Wolsey Park

Wolsey Park is a new village-style community on the edge of Rayleigh where stylish new homes and a range of new community facilities sit within over fifty acres of green open space.

Wolsey Park has a contemporary village feel where modern living goes hand in hand with an attractive landscape setting. Our vision is to create a place where people will immediately feel at home. All the new homes are linked to the parkland and green open spaces by a network of footpaths and cycleways making it easy for residents to get active and enjoy a healthy lifestyle.

Park Life

With over fifty acres of public open space, this is a green and pleasant landscape for all to enjoy. The large parkland has been designed to provide residents with the opportunity to enjoy outdoor recreation on their doorstep. The central green with a children’s play area is a focal point where neighbours can come together. Plans are also underway to provide outdoor recreation facilities for all ages, providing a social hub that will include a further children’s play area, allotments, community orchard, an informal ‘kickabout area’ and a dedicated space equipped for teenagers.

History

Rayleigh dates back to the Saxon era as a settlement and is named in the Domesday book.
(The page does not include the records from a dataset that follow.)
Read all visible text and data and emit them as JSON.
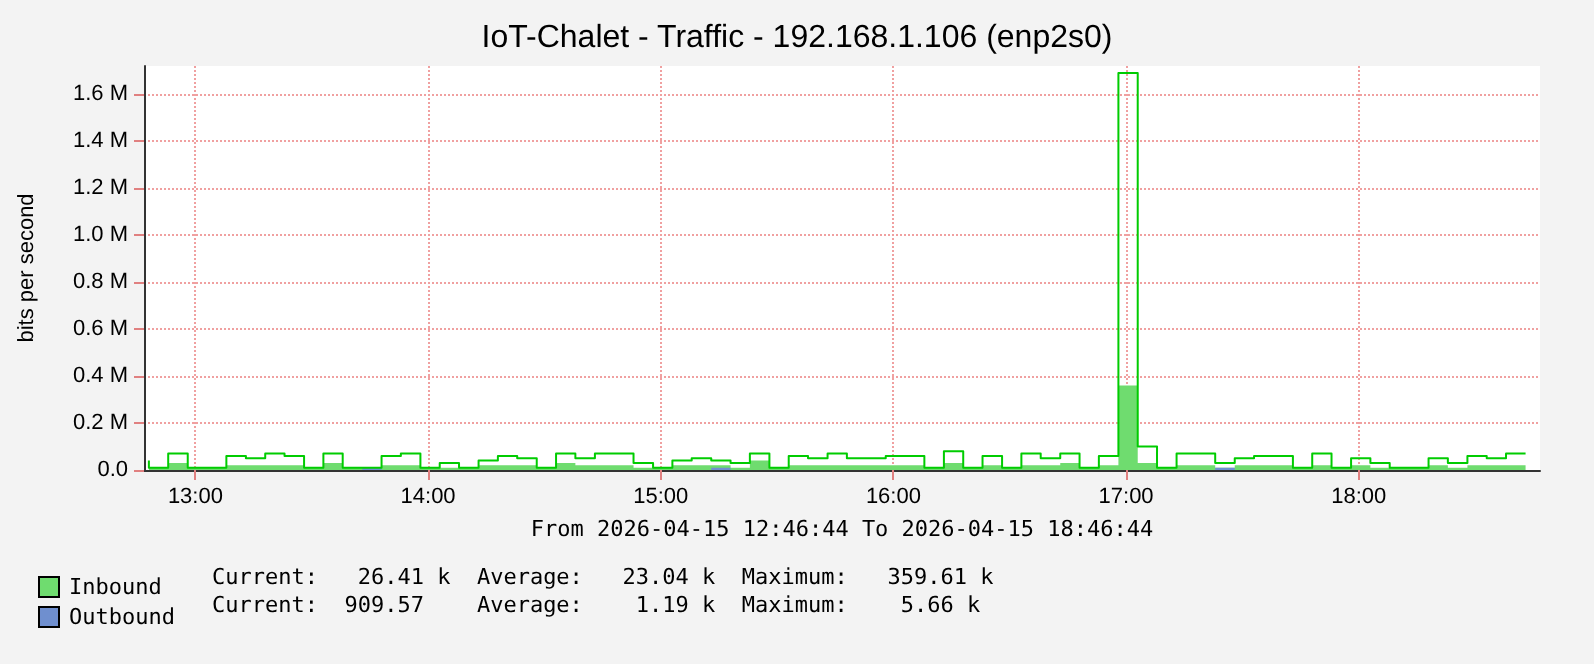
{
  "chart_data": {
    "type": "step",
    "title": "IoT-Chalet - Traffic - 192.168.1.106 (enp2s0)",
    "xlabel": "From 2026-04-15 12:46:44 To 2026-04-15 18:46:44",
    "ylabel": "bits per second",
    "x": [
      12.8,
      12.883,
      12.967,
      13.05,
      13.133,
      13.217,
      13.3,
      13.383,
      13.467,
      13.55,
      13.633,
      13.717,
      13.8,
      13.883,
      13.967,
      14.05,
      14.133,
      14.217,
      14.3,
      14.383,
      14.467,
      14.55,
      14.633,
      14.717,
      14.8,
      14.883,
      14.967,
      15.05,
      15.133,
      15.217,
      15.3,
      15.383,
      15.467,
      15.55,
      15.633,
      15.717,
      15.8,
      15.883,
      15.967,
      16.05,
      16.133,
      16.217,
      16.3,
      16.383,
      16.467,
      16.55,
      16.633,
      16.717,
      16.8,
      16.883,
      16.967,
      17.05,
      17.133,
      17.217,
      17.3,
      17.383,
      17.467,
      17.55,
      17.633,
      17.717,
      17.8,
      17.883,
      17.967,
      18.05,
      18.133,
      18.217,
      18.3,
      18.383,
      18.467,
      18.55,
      18.633,
      18.717
    ],
    "series": [
      {
        "name": "Inbound",
        "type": "area",
        "color": "#6fdc6f",
        "values": [
          0.02,
          0.01,
          0.03,
          0.01,
          0.01,
          0.02,
          0.02,
          0.02,
          0.02,
          0.01,
          0.03,
          0.01,
          0.01,
          0.02,
          0.02,
          0.01,
          0.01,
          0.01,
          0.02,
          0.02,
          0.02,
          0.01,
          0.03,
          0.02,
          0.02,
          0.02,
          0.01,
          0.01,
          0.02,
          0.02,
          0.02,
          0.01,
          0.04,
          0.01,
          0.02,
          0.02,
          0.02,
          0.02,
          0.02,
          0.02,
          0.02,
          0.01,
          0.03,
          0.01,
          0.02,
          0.01,
          0.02,
          0.02,
          0.03,
          0.01,
          0.02,
          0.36,
          0.03,
          0.01,
          0.02,
          0.02,
          0.01,
          0.02,
          0.02,
          0.02,
          0.01,
          0.02,
          0.01,
          0.02,
          0.01,
          0.01,
          0.01,
          0.02,
          0.01,
          0.02,
          0.02,
          0.02
        ]
      },
      {
        "type": "step",
        "color": "#00cc00",
        "values": [
          0.04,
          0.01,
          0.07,
          0.01,
          0.01,
          0.06,
          0.05,
          0.07,
          0.06,
          0.01,
          0.07,
          0.01,
          0.01,
          0.06,
          0.07,
          0.01,
          0.03,
          0.01,
          0.04,
          0.06,
          0.05,
          0.01,
          0.07,
          0.05,
          0.07,
          0.07,
          0.03,
          0.01,
          0.04,
          0.05,
          0.04,
          0.03,
          0.07,
          0.01,
          0.06,
          0.05,
          0.07,
          0.05,
          0.05,
          0.06,
          0.06,
          0.01,
          0.08,
          0.01,
          0.06,
          0.01,
          0.07,
          0.05,
          0.07,
          0.01,
          0.06,
          1.69,
          0.1,
          0.01,
          0.07,
          0.07,
          0.03,
          0.05,
          0.06,
          0.06,
          0.01,
          0.07,
          0.01,
          0.05,
          0.03,
          0.01,
          0.01,
          0.05,
          0.03,
          0.06,
          0.05,
          0.07
        ]
      },
      {
        "name": "Outbound",
        "type": "area",
        "color": "#6f8fcf",
        "values": [
          0,
          0,
          0,
          0,
          0,
          0,
          0,
          0,
          0,
          0,
          0,
          0,
          0.01,
          0,
          0,
          0,
          0,
          0,
          0,
          0,
          0,
          0,
          0,
          0,
          0,
          0,
          0,
          0,
          0,
          0,
          0.01,
          0,
          0,
          0,
          0,
          0,
          0,
          0,
          0,
          0,
          0,
          0,
          0,
          0,
          0,
          0,
          0,
          0,
          0,
          0,
          0,
          0,
          0,
          0,
          0,
          0,
          0.01,
          0,
          0,
          0,
          0,
          0,
          0,
          0,
          0,
          0,
          0,
          0,
          0,
          0,
          0,
          0
        ]
      }
    ],
    "xlim": [
      12.779,
      18.779
    ],
    "xticks": [
      {
        "value": 13,
        "label": "13:00"
      },
      {
        "value": 14,
        "label": "14:00"
      },
      {
        "value": 15,
        "label": "15:00"
      },
      {
        "value": 16,
        "label": "16:00"
      },
      {
        "value": 17,
        "label": "17:00"
      },
      {
        "value": 18,
        "label": "18:00"
      }
    ],
    "ylim": [
      0,
      1.72
    ],
    "yticks": [
      {
        "value": 0,
        "label": "0.0"
      },
      {
        "value": 0.2,
        "label": "0.2 M"
      },
      {
        "value": 0.4,
        "label": "0.4 M"
      },
      {
        "value": 0.6,
        "label": "0.6 M"
      },
      {
        "value": 0.8,
        "label": "0.8 M"
      },
      {
        "value": 1.0,
        "label": "1.0 M"
      },
      {
        "value": 1.2,
        "label": "1.2 M"
      },
      {
        "value": 1.4,
        "label": "1.4 M"
      },
      {
        "value": 1.6,
        "label": "1.6 M"
      }
    ],
    "grid": true,
    "legend": "bottom left",
    "marker": "none",
    "line_style": "solid",
    "annotations": [
      "Current:   26.41 k  Average:   23.04 k  Maximum:   359.61 k",
      "Current:  909.57    Average:    1.19 k  Maximum:    5.66 k"
    ]
  }
}
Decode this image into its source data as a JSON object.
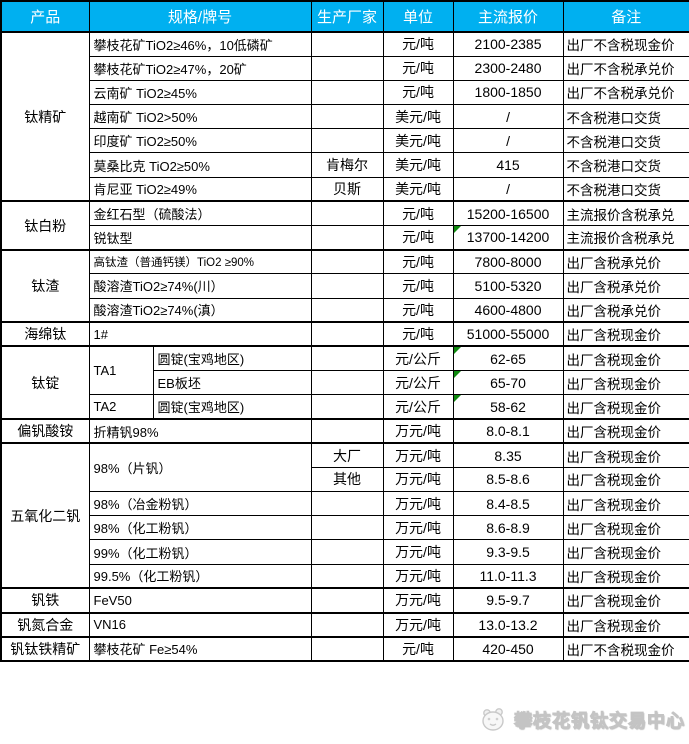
{
  "chart_data": {
    "type": "table",
    "columns": [
      "产品",
      "规格/牌号",
      "生产厂家",
      "单位",
      "主流报价",
      "备注"
    ],
    "groups": [
      {
        "product": "钛精矿",
        "rows": [
          {
            "spec": "攀枝花矿TiO2≥46%，10低磷矿",
            "maker": "",
            "unit": "元/吨",
            "price": "2100-2385",
            "note": "出厂不含税现金价"
          },
          {
            "spec": "攀枝花矿TiO2≥47%，20矿",
            "maker": "",
            "unit": "元/吨",
            "price": "2300-2480",
            "note": "出厂不含税承兑价"
          },
          {
            "spec": "云南矿 TiO2≥45%",
            "maker": "",
            "unit": "元/吨",
            "price": "1800-1850",
            "note": "出厂不含税承兑价"
          },
          {
            "spec": "越南矿 TiO2>50%",
            "maker": "",
            "unit": "美元/吨",
            "price": "/",
            "note": "不含税港口交货"
          },
          {
            "spec": "印度矿 TiO2≥50%",
            "maker": "",
            "unit": "美元/吨",
            "price": "/",
            "note": "不含税港口交货"
          },
          {
            "spec": "莫桑比克 TiO2≥50%",
            "maker": "肯梅尔",
            "unit": "美元/吨",
            "price": "415",
            "note": "不含税港口交货"
          },
          {
            "spec": "肯尼亚 TiO2≥49%",
            "maker": "贝斯",
            "unit": "美元/吨",
            "price": "/",
            "note": "不含税港口交货"
          }
        ]
      },
      {
        "product": "钛白粉",
        "rows": [
          {
            "spec": "金红石型（硫酸法）",
            "maker": "",
            "unit": "元/吨",
            "price": "15200-16500",
            "note": "主流报价含税承兑"
          },
          {
            "spec": "锐钛型",
            "maker": "",
            "unit": "元/吨",
            "price": "13700-14200",
            "price_flag": true,
            "note": "主流报价含税承兑"
          }
        ]
      },
      {
        "product": "钛渣",
        "rows": [
          {
            "spec": "高钛渣（普通钙镁）TiO2 ≥90%",
            "spec_small": true,
            "maker": "",
            "unit": "元/吨",
            "price": "7800-8000",
            "note": "出厂含税承兑价"
          },
          {
            "spec": "酸溶渣TiO2≥74%(川）",
            "maker": "",
            "unit": "元/吨",
            "price": "5100-5320",
            "note": "出厂含税承兑价"
          },
          {
            "spec": "酸溶渣TiO2≥74%(滇）",
            "maker": "",
            "unit": "元/吨",
            "price": "4600-4800",
            "note": "出厂含税承兑价"
          }
        ]
      },
      {
        "product": "海绵钛",
        "rows": [
          {
            "spec": "1#",
            "maker": "",
            "unit": "元/吨",
            "price": "51000-55000",
            "note": "出厂含税现金价"
          }
        ]
      },
      {
        "product": "钛锭",
        "rows": [
          {
            "spec": "TA1",
            "spec_rowspan": 2,
            "spec2": "圆锭(宝鸡地区)",
            "maker": "",
            "unit": "元/公斤",
            "price": "62-65",
            "price_flag": true,
            "note": "出厂含税现金价"
          },
          {
            "spec2": "EB板坯",
            "maker": "",
            "unit": "元/公斤",
            "price": "65-70",
            "price_flag": true,
            "note": "出厂含税现金价"
          },
          {
            "spec": "TA2",
            "spec2": "圆锭(宝鸡地区)",
            "maker": "",
            "unit": "元/公斤",
            "price": "58-62",
            "price_flag": true,
            "note": "出厂含税现金价"
          }
        ]
      },
      {
        "product": "偏钒酸铵",
        "rows": [
          {
            "spec": "折精钒98%",
            "maker": "",
            "unit": "万元/吨",
            "price": "8.0-8.1",
            "note": "出厂含税现金价"
          }
        ]
      },
      {
        "product": "五氧化二钒",
        "rows": [
          {
            "spec": "98%（片钒）",
            "spec_rowspan": 2,
            "spec_colspan": 2,
            "maker": "大厂",
            "unit": "万元/吨",
            "price": "8.35",
            "note": "出厂含税现金价"
          },
          {
            "maker": "其他",
            "unit": "万元/吨",
            "price": "8.5-8.6",
            "note": "出厂含税现金价"
          },
          {
            "spec": "98%（冶金粉钒）",
            "maker": "",
            "unit": "万元/吨",
            "price": "8.4-8.5",
            "note": "出厂含税现金价"
          },
          {
            "spec": "98%（化工粉钒）",
            "maker": "",
            "unit": "万元/吨",
            "price": "8.6-8.9",
            "note": "出厂含税现金价"
          },
          {
            "spec": "99%（化工粉钒）",
            "maker": "",
            "unit": "万元/吨",
            "price": "9.3-9.5",
            "note": "出厂含税现金价"
          },
          {
            "spec": "99.5%（化工粉钒）",
            "maker": "",
            "unit": "万元/吨",
            "price": "11.0-11.3",
            "note": "出厂含税现金价"
          }
        ]
      },
      {
        "product": "钒铁",
        "rows": [
          {
            "spec": "FeV50",
            "maker": "",
            "unit": "万元/吨",
            "price": "9.5-9.7",
            "note": "出厂含税现金价"
          }
        ]
      },
      {
        "product": "钒氮合金",
        "rows": [
          {
            "spec": "VN16",
            "maker": "",
            "unit": "万元/吨",
            "price": "13.0-13.2",
            "note": "出厂含税现金价"
          }
        ]
      },
      {
        "product": "钒钛铁精矿",
        "rows": [
          {
            "spec": "攀枝花矿 Fe≥54%",
            "maker": "",
            "unit": "元/吨",
            "price": "420-450",
            "note": "出厂不含税现金价"
          }
        ]
      }
    ]
  },
  "watermark": {
    "logo_icon": "panda-exchange-logo",
    "text": "攀枝花钒钛交易中心"
  },
  "colors": {
    "header_bg": "#00B0F0",
    "header_text": "#FFFFFF",
    "border": "#000000",
    "flag_green": "#0E8A0E",
    "watermark_gray": "#D8D8D8"
  }
}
The area was once renowned for its wooded forests making a popular destination for royal hunting grounds including those of King Henry VIII, whose Tudor rose features on the town council’s Grant of Arms. His lord chancellor Cardinal Thomas Wolsey was the most important government minister and amassed great personal wealth. He used it for building – most famously at Hampton Court – and also for buying land. Records show he owned land that belonged to a manor in ‘Raureth’, the Tudor spelling of Rawreth, including the area that Wolsey Park now occupies.